On Saturday, September 28, U.S. District Judge Ketanji Brown Jackson issued a preliminary injunction on the Trump Administration’s attempt to expand its use of expedited removals beyond just the 100-mile U.S. border. The policy change was announced in July and was to start on July 23, 2019, but the Administration took action without a regulatory process. In her ruling, Judge Jackson said:
“There are well-established legal constraints on the manner in which an agency exercises its discretion to make discretionary policy decisions, and there are also legally established consequences if an agency does not adhere to these procedural requirements when it determines the policies that it imposes.”

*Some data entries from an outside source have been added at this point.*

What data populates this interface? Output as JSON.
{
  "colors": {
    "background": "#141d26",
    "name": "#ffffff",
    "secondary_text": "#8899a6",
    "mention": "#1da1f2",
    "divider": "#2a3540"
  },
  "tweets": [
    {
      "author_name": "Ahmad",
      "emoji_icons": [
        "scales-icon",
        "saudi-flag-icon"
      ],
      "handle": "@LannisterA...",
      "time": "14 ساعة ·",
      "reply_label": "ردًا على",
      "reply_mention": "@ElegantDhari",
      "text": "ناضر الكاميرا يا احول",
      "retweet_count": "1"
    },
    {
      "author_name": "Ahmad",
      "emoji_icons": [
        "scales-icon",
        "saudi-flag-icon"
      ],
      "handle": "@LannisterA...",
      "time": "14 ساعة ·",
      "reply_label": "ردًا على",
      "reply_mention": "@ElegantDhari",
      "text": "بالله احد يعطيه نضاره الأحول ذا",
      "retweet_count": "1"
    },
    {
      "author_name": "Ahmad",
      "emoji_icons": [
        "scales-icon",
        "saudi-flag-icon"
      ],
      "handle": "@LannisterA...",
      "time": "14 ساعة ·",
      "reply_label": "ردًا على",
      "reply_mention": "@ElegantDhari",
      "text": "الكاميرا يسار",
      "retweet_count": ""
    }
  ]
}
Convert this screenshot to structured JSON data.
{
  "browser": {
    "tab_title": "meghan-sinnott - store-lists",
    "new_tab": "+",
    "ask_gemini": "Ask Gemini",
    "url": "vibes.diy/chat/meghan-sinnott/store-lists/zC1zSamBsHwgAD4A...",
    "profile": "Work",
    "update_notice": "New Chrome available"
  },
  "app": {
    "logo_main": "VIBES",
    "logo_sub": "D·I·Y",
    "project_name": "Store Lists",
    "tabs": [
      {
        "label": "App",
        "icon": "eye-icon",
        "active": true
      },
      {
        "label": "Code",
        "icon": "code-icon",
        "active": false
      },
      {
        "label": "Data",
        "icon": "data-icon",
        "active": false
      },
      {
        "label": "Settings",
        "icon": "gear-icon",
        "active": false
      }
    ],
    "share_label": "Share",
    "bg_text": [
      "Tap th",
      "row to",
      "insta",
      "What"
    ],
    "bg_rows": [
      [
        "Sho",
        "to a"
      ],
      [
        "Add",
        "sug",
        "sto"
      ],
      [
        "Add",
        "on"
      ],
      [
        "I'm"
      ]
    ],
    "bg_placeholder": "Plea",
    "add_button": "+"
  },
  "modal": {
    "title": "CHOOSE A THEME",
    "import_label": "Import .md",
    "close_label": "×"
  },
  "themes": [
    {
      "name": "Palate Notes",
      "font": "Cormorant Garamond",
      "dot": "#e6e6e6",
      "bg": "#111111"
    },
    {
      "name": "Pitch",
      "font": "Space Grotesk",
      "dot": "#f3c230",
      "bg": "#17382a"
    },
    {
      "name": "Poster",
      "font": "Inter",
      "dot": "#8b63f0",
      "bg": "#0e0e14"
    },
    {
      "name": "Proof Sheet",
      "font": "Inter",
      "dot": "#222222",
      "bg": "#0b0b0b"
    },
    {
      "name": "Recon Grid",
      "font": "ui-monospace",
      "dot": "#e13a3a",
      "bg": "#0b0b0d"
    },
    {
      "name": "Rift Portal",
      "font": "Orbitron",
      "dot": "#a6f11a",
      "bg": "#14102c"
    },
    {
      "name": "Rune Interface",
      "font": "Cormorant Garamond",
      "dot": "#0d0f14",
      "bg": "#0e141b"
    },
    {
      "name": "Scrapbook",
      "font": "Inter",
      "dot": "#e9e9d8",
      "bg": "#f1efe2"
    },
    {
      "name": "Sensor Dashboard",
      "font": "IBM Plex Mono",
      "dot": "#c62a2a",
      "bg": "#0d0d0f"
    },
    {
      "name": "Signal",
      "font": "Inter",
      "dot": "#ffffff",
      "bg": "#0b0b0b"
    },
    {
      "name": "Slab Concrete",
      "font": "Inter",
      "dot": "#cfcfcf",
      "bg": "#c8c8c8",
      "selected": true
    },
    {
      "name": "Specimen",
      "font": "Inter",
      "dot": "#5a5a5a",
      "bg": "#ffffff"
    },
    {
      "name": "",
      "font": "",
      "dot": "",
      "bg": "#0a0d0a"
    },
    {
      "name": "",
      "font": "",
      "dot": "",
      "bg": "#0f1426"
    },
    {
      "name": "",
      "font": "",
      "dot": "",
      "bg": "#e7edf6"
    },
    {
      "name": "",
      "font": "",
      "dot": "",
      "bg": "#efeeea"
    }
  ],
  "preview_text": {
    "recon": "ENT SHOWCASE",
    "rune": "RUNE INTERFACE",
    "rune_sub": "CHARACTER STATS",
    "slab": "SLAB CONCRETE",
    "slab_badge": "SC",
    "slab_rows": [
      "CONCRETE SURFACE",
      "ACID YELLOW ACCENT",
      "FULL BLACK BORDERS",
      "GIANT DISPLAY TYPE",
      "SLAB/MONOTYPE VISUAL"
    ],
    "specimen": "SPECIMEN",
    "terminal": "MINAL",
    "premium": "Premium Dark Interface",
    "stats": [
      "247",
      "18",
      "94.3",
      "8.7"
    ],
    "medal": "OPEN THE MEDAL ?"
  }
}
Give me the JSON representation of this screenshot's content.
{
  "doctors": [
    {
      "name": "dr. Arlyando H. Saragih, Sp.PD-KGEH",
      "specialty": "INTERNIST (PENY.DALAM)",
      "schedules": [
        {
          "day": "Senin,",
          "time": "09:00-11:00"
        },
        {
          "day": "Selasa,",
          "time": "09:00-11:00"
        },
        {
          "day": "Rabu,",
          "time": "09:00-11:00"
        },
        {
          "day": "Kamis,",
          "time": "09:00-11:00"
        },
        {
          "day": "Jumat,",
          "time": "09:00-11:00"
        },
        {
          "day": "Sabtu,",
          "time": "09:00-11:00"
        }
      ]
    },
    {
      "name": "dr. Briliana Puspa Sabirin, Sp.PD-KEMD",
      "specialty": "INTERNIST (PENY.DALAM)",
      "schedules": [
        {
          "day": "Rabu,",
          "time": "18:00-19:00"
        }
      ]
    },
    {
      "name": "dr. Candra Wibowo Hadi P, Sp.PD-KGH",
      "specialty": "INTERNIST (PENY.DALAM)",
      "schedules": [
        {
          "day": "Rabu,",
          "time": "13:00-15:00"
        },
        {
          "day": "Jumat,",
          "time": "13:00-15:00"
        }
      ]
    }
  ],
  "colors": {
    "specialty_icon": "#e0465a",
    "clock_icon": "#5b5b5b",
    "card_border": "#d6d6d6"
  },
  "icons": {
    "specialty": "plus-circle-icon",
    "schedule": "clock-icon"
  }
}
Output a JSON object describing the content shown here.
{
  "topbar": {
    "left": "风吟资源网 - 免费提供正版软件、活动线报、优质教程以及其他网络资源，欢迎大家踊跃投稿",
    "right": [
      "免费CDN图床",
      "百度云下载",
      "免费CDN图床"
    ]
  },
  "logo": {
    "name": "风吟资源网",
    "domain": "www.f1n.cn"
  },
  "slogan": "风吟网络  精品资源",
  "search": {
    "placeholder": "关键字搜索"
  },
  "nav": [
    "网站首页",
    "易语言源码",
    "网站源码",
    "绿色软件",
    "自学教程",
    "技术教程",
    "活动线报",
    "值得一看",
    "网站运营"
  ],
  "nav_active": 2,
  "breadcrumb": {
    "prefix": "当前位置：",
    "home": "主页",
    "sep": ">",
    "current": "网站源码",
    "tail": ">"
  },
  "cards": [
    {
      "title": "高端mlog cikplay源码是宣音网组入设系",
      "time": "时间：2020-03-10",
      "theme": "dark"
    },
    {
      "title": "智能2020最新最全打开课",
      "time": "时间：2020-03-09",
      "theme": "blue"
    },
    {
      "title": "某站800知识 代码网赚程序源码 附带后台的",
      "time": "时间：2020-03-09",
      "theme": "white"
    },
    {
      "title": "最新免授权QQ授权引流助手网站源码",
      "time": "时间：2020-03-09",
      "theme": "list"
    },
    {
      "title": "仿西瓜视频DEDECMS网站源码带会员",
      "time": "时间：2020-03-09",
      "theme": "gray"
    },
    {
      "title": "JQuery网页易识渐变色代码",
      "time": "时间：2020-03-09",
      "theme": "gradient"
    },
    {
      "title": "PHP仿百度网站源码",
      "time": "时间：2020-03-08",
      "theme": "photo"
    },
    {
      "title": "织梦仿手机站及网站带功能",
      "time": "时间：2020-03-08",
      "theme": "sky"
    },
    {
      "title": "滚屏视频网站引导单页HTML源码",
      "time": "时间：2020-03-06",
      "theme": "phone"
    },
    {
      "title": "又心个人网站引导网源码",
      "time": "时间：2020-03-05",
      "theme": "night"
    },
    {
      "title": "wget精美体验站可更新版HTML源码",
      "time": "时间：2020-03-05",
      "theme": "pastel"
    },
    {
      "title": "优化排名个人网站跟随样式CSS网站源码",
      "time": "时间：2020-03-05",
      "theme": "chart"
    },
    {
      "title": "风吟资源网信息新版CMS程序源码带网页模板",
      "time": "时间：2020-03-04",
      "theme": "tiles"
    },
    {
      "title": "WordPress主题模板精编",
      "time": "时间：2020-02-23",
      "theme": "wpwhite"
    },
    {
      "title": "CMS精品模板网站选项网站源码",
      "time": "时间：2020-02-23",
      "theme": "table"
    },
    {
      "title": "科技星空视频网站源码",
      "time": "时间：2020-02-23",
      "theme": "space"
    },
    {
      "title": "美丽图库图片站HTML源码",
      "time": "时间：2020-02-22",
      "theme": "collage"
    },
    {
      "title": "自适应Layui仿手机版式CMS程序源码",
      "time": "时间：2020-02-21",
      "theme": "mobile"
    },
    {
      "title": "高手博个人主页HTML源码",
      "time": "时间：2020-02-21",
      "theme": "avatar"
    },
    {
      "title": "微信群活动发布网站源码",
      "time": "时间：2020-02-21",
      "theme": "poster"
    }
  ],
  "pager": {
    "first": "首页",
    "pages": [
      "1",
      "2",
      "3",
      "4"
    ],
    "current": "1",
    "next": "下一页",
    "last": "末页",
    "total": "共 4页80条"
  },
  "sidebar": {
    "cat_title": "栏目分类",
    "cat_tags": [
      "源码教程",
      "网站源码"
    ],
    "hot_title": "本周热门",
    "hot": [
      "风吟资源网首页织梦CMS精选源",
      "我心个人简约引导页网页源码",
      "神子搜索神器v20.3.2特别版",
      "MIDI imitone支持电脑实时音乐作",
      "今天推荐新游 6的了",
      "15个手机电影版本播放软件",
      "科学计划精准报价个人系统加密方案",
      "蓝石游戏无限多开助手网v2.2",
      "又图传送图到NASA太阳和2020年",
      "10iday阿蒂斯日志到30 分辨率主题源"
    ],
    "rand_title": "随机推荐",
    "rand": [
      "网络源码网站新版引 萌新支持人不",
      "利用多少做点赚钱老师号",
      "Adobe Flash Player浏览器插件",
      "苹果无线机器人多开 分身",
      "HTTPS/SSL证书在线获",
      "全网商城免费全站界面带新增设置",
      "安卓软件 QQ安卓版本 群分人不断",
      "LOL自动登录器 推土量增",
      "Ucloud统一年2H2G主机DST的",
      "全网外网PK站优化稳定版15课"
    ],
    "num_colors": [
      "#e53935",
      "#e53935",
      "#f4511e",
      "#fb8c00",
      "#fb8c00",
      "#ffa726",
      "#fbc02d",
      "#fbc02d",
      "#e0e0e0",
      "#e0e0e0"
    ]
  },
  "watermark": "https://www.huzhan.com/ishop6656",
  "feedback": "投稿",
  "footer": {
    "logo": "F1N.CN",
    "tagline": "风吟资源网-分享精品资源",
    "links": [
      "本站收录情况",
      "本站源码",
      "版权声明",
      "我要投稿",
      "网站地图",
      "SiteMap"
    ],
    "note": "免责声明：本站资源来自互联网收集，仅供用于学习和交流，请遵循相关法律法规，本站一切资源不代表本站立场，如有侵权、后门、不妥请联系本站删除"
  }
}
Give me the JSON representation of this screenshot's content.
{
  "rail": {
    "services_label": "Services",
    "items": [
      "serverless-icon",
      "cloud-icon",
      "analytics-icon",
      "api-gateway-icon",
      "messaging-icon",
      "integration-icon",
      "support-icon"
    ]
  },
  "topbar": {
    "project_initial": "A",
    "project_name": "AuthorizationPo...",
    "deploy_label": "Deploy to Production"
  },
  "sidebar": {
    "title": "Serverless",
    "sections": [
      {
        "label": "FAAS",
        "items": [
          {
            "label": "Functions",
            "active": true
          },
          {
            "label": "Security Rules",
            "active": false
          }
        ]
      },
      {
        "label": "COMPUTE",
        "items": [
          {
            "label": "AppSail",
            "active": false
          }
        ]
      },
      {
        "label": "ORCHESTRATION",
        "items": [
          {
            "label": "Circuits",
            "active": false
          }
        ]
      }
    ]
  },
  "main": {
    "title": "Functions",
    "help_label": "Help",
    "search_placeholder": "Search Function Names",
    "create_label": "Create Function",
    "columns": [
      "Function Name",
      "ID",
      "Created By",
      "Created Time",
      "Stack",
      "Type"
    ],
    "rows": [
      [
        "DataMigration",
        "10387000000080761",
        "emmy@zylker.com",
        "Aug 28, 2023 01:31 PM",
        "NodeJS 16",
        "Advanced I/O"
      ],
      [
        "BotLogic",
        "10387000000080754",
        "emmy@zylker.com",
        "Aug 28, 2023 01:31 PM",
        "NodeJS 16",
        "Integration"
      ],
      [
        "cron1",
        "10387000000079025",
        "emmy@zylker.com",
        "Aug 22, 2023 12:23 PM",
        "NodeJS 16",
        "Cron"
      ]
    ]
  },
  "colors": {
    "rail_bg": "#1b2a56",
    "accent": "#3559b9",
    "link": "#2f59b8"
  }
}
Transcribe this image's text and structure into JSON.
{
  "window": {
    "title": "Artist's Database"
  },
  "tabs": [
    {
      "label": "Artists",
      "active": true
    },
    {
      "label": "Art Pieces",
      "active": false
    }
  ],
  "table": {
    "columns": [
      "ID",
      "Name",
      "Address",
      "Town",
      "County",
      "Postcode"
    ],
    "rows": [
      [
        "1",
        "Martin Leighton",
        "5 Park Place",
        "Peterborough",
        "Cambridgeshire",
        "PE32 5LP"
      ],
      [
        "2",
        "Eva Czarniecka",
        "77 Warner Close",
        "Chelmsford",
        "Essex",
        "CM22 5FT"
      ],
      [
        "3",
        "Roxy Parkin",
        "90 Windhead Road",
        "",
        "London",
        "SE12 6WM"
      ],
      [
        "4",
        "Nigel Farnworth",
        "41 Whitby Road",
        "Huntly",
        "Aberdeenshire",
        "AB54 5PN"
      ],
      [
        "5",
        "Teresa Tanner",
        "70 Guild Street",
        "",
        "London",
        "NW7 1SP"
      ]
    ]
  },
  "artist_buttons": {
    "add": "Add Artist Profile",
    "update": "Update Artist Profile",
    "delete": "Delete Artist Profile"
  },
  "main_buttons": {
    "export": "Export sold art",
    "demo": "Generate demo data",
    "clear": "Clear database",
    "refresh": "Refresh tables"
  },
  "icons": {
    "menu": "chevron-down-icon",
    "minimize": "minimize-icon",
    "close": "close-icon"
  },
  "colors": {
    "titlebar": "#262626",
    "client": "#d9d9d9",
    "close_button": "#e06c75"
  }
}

The expedited removal process allows the removal of an undocumented immigrant without access to an attorney or an immigration court within two weeks if they cross into the U.S. by land and are arrested within 100 miles of the border. The Trump Administration expanded the process to include undocumented immigrants who couldn’t prove they had been in the U.S. continuously for two years or more. It applied to any location in the U.S., not just the border. The injunction holds until the Court completes its hearing on the matter.
In conclusion the Judge said, “The Court’s preliminary injunction treats the expanded expedited removal rule…void. She added, Plaintiffs’ members [undocumented immigrants] would be irreparably harmed…both the public interest and the balance of the harms weigh in favor of the issuance of a preliminary injunction.”